Netflix lost 200,000 subscribers globally in the first quarter of 2022—and predicts it will lose another 2 million subscribers in the second quarter.
In January, the company predicted an uptick in subscribers of about 2.5 million subscribers. Its first-quarter letter to shareholders (pdf) explained the disconnect which left it with 221.6 million subscribers total, down from 221.8 million at the end of 2021:
“Covid clouded the picture by significantly increasing our growth in 2020, leading us to believe that most of our slowing growth in 2021 was due to the Covid pull forward. Now, we believe there are four main inter-related factors at work.”
This was actually the third reason Netflix listed in its quarterly letter, but it’s by far the most interesting.
“Competition for viewing with linear TV as well as YouTube, Amazon, and Hulu has been robust for the last 15 years,” the company noted. “However, over the last three years, as traditional entertainment companies realized streaming is the future, many new streaming services have also launched.”
Netflix didn’t mention the new services by name, but its acknowledgment of the crowding of the space is a clear indicator that its lead position is in jeopardy.
Services like Disney+, and Apple TV+, which beat Netflix to become the first streaming service to win a Best Picture Oscar, have become too good and competitively priced (just as Netflix raises prices) for consumers to ignore.

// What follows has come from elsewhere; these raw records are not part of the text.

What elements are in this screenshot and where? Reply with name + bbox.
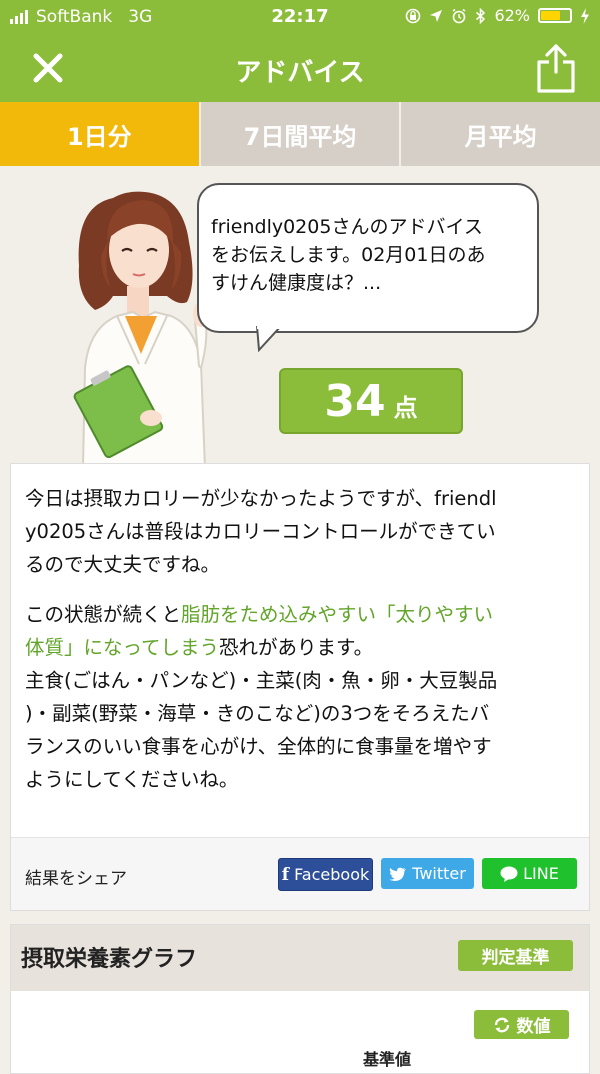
advice-line: 今日は摂取カロリーが少なかったようですが、friendl (25, 487, 497, 510)
health-score: 34 点 (279, 368, 463, 434)
graph-header: 摂取栄養素グラフ 判定基準 (11, 925, 589, 991)
score-unit: 点 (393, 394, 418, 422)
criteria-button[interactable]: 判定基準 (458, 940, 573, 971)
twitter-share-button[interactable]: Twitter (381, 858, 474, 889)
share-icon[interactable] (534, 42, 578, 94)
nutrient-graph-section: 摂取栄養素グラフ 判定基準 数値 基準値 (10, 924, 590, 1074)
advice-paragraph: 今日は摂取カロリーが少なかったようですが、friendl y0205さんは普段は… (25, 482, 575, 581)
bubble-line: すけん健康度は？... (211, 272, 382, 294)
facebook-label: Facebook (294, 865, 370, 884)
nav-bar: アドバイス (0, 34, 600, 102)
alarm-icon (452, 8, 466, 23)
show-values-label: 数値 (516, 1017, 551, 1037)
graph-title: 摂取栄養素グラフ (21, 947, 198, 972)
share-label: 結果をシェア (25, 869, 127, 889)
battery-icon (538, 8, 572, 23)
show-values-button[interactable]: 数値 (474, 1010, 569, 1039)
tab-7day-average[interactable]: 7日間平均 (198, 102, 400, 166)
advice-warning-paragraph: この状態が続くと脂肪をため込みやすい「太りやすい 体質」になってしまう恐れがあり… (25, 598, 575, 796)
bubble-line: friendly0205さんのアドバイス (211, 216, 483, 238)
battery-percent: 62% (494, 6, 530, 25)
advice-highlight: 体質」になってしまう (25, 636, 220, 659)
share-bar: 結果をシェア f Facebook Twitter LINE (11, 837, 589, 910)
line-chat-icon (500, 866, 518, 882)
lock-rotation-icon (406, 8, 421, 23)
tab-1day[interactable]: 1日分 (0, 102, 199, 166)
bluetooth-icon (476, 7, 486, 24)
score-value: 34 (324, 376, 386, 427)
facebook-share-button[interactable]: f Facebook (278, 858, 373, 891)
advice-text: この状態が続くと (25, 603, 182, 626)
twitter-bird-icon (389, 867, 407, 881)
status-bar: SoftBank 3G 22:17 62% (0, 0, 600, 34)
advice-line: ランスのいい食事を心がけ、全体的に食事量を増やす (25, 735, 492, 758)
bubble-line: をお伝えします。02月01日のあ (211, 244, 486, 266)
charging-icon (581, 7, 589, 24)
advice-line: )・副菜(野菜・海草・きのこなど)の3つをそろえたバ (25, 702, 490, 725)
advice-bubble: friendly0205さんのアドバイス をお伝えします。02月01日のあ すけ… (197, 183, 539, 333)
twitter-label: Twitter (412, 864, 466, 883)
line-share-button[interactable]: LINE (482, 858, 577, 889)
base-value-label: 基準値 (363, 1050, 412, 1069)
location-icon (430, 9, 443, 22)
page-title: アドバイス (235, 58, 365, 88)
advice-card: 今日は摂取カロリーが少なかったようですが、friendl y0205さんは普段は… (10, 463, 590, 911)
line-label: LINE (523, 864, 559, 883)
period-tabs: 1日分 7日間平均 月平均 (0, 102, 600, 166)
facebook-icon: f (281, 864, 290, 885)
bubble-tail (255, 326, 283, 352)
advice-line: 主食(ごはん・パンなど)・主菜(肉・魚・卵・大豆製品 (25, 669, 498, 692)
tab-monthly-average[interactable]: 月平均 (399, 102, 600, 166)
advice-line: ようにしてくださいね。 (25, 768, 239, 791)
advice-line: y0205さんは普段はカロリーコントロールができてい (25, 520, 496, 543)
advice-highlight: 脂肪をため込みやすい「太りやすい (181, 603, 494, 626)
advice-text: 恐れがあります。 (219, 636, 374, 659)
advice-line: るので大丈夫ですね。 (25, 553, 221, 576)
refresh-icon (494, 1017, 509, 1032)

This actually was the first factor Netflix draw attention to in its letter, saying:
[I]t’s increasingly clear that the pace of growth into our underlying addressable market (broadband homes) is partly dependent on factors we don’t directly control, like the uptake of connected TVs (since the majority of our viewing is on TVs), the adoption of on-demand entertainment, and data costs.
“We estimate that Netflix is being shared with over 100 million additional households,” on top of its actual subscriber base, the company told shareholders. “Account sharing as a percentage of our paying membership hasn’t changed much over the years,” it noted, but it’s making it harder to keep the official subscriber count growing.
Although Russia isn’t one of Netflix’s leading markets among the over 190 countries it operates in, the company cited the war in Ukraine, which resulted in Netflix’s exit from Russia, as one of the factors in its slowing growth. “Geopolitical events such as Russia’s invasion of Ukraine, and some continued disruption from covid are likely having an impact as well,” the company noted.